A morte nos causa tanto medo e angústia
que é mais cômodo não entrar em contato com ela.
O objetivo deste artigo é apresentar a ideia de morte como necessidade
para a vida, um elemento que não é antagônico. É
comum percebermos que os indivíduos procuram, ao máximo,
afastarem-se da morte, principalmente nas sociedades ocidentais, pois
o que mais é valorizado em tais sociedades é a superficialidade
e o narcisismo. É necessário, também, analisar
a morte enquanto direito de morrer, bem como a sua beleza e seu potencial
singularizador numa sociedade de massa.

A SOCIEDADE ATUAL ESTIMULA A
CULTURA DO NARCISISMO, EXISTE UMA ESPÉCIE DE CRENÇA, QUASE
QUE INABALÁVEL EM NOSSA SUPOSTA IMORTALIDADE
O MEDO DA MORTE
De acordo com a interpretação de Sigmund Freud (1856-1939),
na Mitologia grega, a morte aparece como elemento contrário à
integração. Essa força, chamada morte, representada
por Tanatos, alimentaria os desejos destrutivos. Mas, quando operando
ao lado da vida, geraria o equilíbrio. O medo da morte está
em contextos antigos, como na perspectiva mítica bíblica,
segundo Norbert Elias (1897-1990): “No paraíso, Adão
e Eva eram imortais. Deus os condenou a morrer porque Adão, o
homem, violou o mandamento do pai divino. O sentimento de que a morte
é uma punição (...) desempenhou papel considerável
no medo humano da morte por um longo tempo”.¹
A limitada duração de nossa existência nos força
a viver para encarar a morte como um fato, habituando-nos a ela. Afinal,
ela é um problema genuinamente humano, que leva os indivíduos
a se protegerem da aniquilação.
Contudo, o problema não é a morte em si, mas como nos
deparamos com ela, a maneira como a conhecemos: a consciência
sobre a morte foi diminuindo com o passar dos séculos. Isso se
deve, também, ao fato de que houve um aumento na expectativa
de vida dos indivíduos, o que mostra um aumento de segurança,
consequentemente um desvio da reflexão sobre a finitude humana.
“O espetáculo da morte não é mais corriqueiro.
Ficou mais fácil esquecer a morte no curso normal da vida”.²
Isso não significa que não ocorra tal evento, mas, que
o mesmo não recebe a atenção que lhe é própria,
especialmente numa sociedade narcísica, como a contemporânea.

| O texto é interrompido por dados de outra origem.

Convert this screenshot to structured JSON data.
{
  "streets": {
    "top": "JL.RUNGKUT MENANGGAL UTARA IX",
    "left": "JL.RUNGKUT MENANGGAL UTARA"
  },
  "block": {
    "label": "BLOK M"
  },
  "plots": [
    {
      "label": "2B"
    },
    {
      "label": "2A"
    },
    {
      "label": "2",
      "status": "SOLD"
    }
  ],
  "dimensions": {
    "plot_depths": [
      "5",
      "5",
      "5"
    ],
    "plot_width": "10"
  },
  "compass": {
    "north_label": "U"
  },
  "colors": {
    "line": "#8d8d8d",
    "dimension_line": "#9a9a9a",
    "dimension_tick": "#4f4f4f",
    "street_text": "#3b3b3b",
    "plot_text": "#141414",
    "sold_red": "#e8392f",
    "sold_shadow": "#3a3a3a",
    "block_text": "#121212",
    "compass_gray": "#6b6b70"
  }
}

A MORTE NA CULTURA DO NARCISISMO
A sociedade atual estimula a cultura do narcisismo, de tal maneira que
existe uma espécie de crença, quase que inabalável,
em nossa suposta imortalidade. Daí surge a necessidade de permanecer,
em que morrer representa um desastre. As exigências do sucesso
provocam enormes desgastes, levando as pessoas a se sentirem obrigadas
a atingir objetivos idealizados e a ter que ultrapassar a todo custo
suas limitações, indo além do que podem. Consequentemente,
isso gera uma supervalorização da vida, de tal maneira
que, surge a ilusão da beleza eterna e da jovialidade, próprios
da sociedade atual.
Hipnos é a personificação
do sono enquanto seu irmão gêmeo Tanatos, o da morte.
Ambos habitavam o território de Hades, no mundo subterrâneo
Christopher Lasch (1932-1994) é considerado um grande crítico
do modelo de vida próprio das sociedades industriais. E é
na sua obra, A cultura do narcisismo, que demonstra sua crítica
à nossa sociedade. Nessa obra, ele argumenta que existe, de certa
maneira, um desinteresse pelo mundo exterior, exceto à medida
que ele serve como fonte de gratificação. Temos, então,
uma busca de autoidentidade, em uma espécie de narcisismo. Para
Lasch, o narcisista representa a dimensão psicológica
dessa dependência. Não obstante, em suas ocasionais ilusões
de onipotência, o narcisista depende de outros para validar sua
autoestima. Ele não consegue viver sem uma plateia. Essa análise
nos indica que vivemos em tempos nos quais nossa individualidade depende
da aprovação dos outros, nosso mundo interior não
tem tanto prestígio: “Porque o temor de amadurecer e de
ficar velho persegue nossa sociedade; porque as relações
pessoais se tornaram tão instáveis e precárias;
e porque a vida interior não mais oferece qualquer refúgio
para os perigos que nos envolvem”.³
Para o autor, o que caracteriza tal comportamento seria a superficialidade
emocional, uma pseudoautopercepção, assim como o horror
à velhice e à morte, restando uma preocupação
com a sobrevivência de si.
Na verdade, a preocupação com que o outro possa sobreviver
consiste apenas no “eu” que precisa ser reconhecido e ter
sua existência garantida. Ora, não que não seja
importante a preocupação consigo, mas o que se analisa
é a demasiada busca de autopreservação em detrimento
do que ocorre fora do próprio círculo. Nesse sentido,
o que temos é um projeto de transformação da sociedade
que visa ao particular, uma busca de razões políticas
que não se encontram em valores universais, mas interesses que
satisfaçam o prazer do indivíduo.

NA OBRA de Markus Zusak (1975) intitulada A menina que roubava livros,
romance narrado durante a Segunda Guerra Mundial, a morte é vista
como companheira. Em meio a tanto sofrimento, a morte é personalizada
como uma amiga para aliviar o peso da desgraça. Ela se encarrega
de carregar no colo as almas quentes, na frieza e no desespero da guerra
A preocupação da sociedade atual está desvinculada
do passado e do futuro, foca apenas no aqui e no agora. Temos, então,
indivíduos com medo de se perderem, que se agarram na busca frenética
de uma identidade que os satisfaça e lhes permita ser percebido,
e morrer é não mais ser percebido, daí o desespero.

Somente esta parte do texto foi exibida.